Y de pronto no hay más.
Se rompieron los frascos.
Se astillaron las luces y los lápices.
Se degarró el papel con la desgarradura que te desliza en otro
laberinto.
Todas las puertas son para salir.
Ya todo es el revés de los espejos.
Pequeña pasajera,
sola con tu alcancía de visiones
y el mismo insoportable desamparo debajo de los pies:
sin duda estás clamando por pasar con tus voces de ahogada,
sin duda te detiene tu propia inmensa sombra que aún te sobrevuela en busca de otra,
o tiemblas frente a un insecto que cubre con sus membranas todo el caos,
o te amedrenta el mar que cabe desde tu lado en esta lágrima.
Pero otra vez te digo,
ahora que el silencio te envuelve por dos veces en sus alas como un manto:
en el fondo de todo jardín hay un jardín.
Ahí está tu jardín,
Talita cumi.



Reseña biográfica

Poeta argentina nacida Toay, La Pampa, en 1920.

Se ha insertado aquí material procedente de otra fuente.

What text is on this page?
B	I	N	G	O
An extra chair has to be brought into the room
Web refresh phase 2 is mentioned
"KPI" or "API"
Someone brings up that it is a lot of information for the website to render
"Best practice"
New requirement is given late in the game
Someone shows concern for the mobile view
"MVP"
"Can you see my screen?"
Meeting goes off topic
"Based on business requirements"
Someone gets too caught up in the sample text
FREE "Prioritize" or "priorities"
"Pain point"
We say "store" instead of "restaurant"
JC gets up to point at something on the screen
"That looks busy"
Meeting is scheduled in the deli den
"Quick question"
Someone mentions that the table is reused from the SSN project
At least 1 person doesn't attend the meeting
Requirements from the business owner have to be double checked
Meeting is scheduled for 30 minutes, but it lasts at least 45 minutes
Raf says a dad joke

Su infancia transcurrió en Bahía Blanca hasta los dieciséis años, cuando se trasladó con sus padres a Buenos Aires
donde inició su carrera literaria.
Trabajó en el periodismo empleando varios seudónimos, dirigió algunas publicaciones literarias, hizo parte
de la generación «Tercera Vanguardia» de marcada tendencia surrealista, y basó su producción poética en la influencia
que en ella ejercieran Rimbaud, Nerval, Baudelaire, Milosz y Rilke.

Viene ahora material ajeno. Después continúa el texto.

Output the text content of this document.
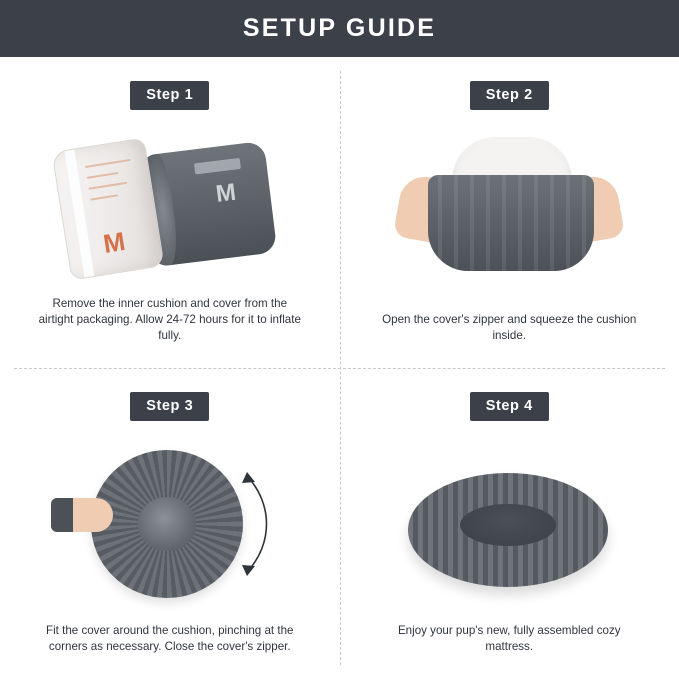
SETUP GUIDE
Step 1
M
M
Remove the inner cushion and cover from the airtight packaging. Allow 24-72 hours for it to inflate fully.
Step 2
Open the cover's zipper and squeeze the cushion inside.
Step 3
Fit the cover around the cushion, pinching at the corners as necessary. Close the cover's zipper.
Step 4
Enjoy your pup's new, fully assembled cozy mattress.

Su obra ha sido traducida a varios idiomas y distinguida con los siguientes premios:
«Primer Premio Municipal de Poesía», «Premio de Honor de la Fundación Argentina» 1971, «Gran Premio del Fondo Nacional
de las Artes», «Premio Esteban Echeverría», «Gran Premio de Honor» de la SADE, «Premio Nacional de Teatro a Pieza Inédita»
en 1972, «Premio Nacional de Poesía» en 1988, «Láurea de Poesía de la Universidad de Turín», «Premio Gabriela Mistral»
otorgado por la OEA, «Premio de Literatura Latinoamericana Juan Rulfo» 1998.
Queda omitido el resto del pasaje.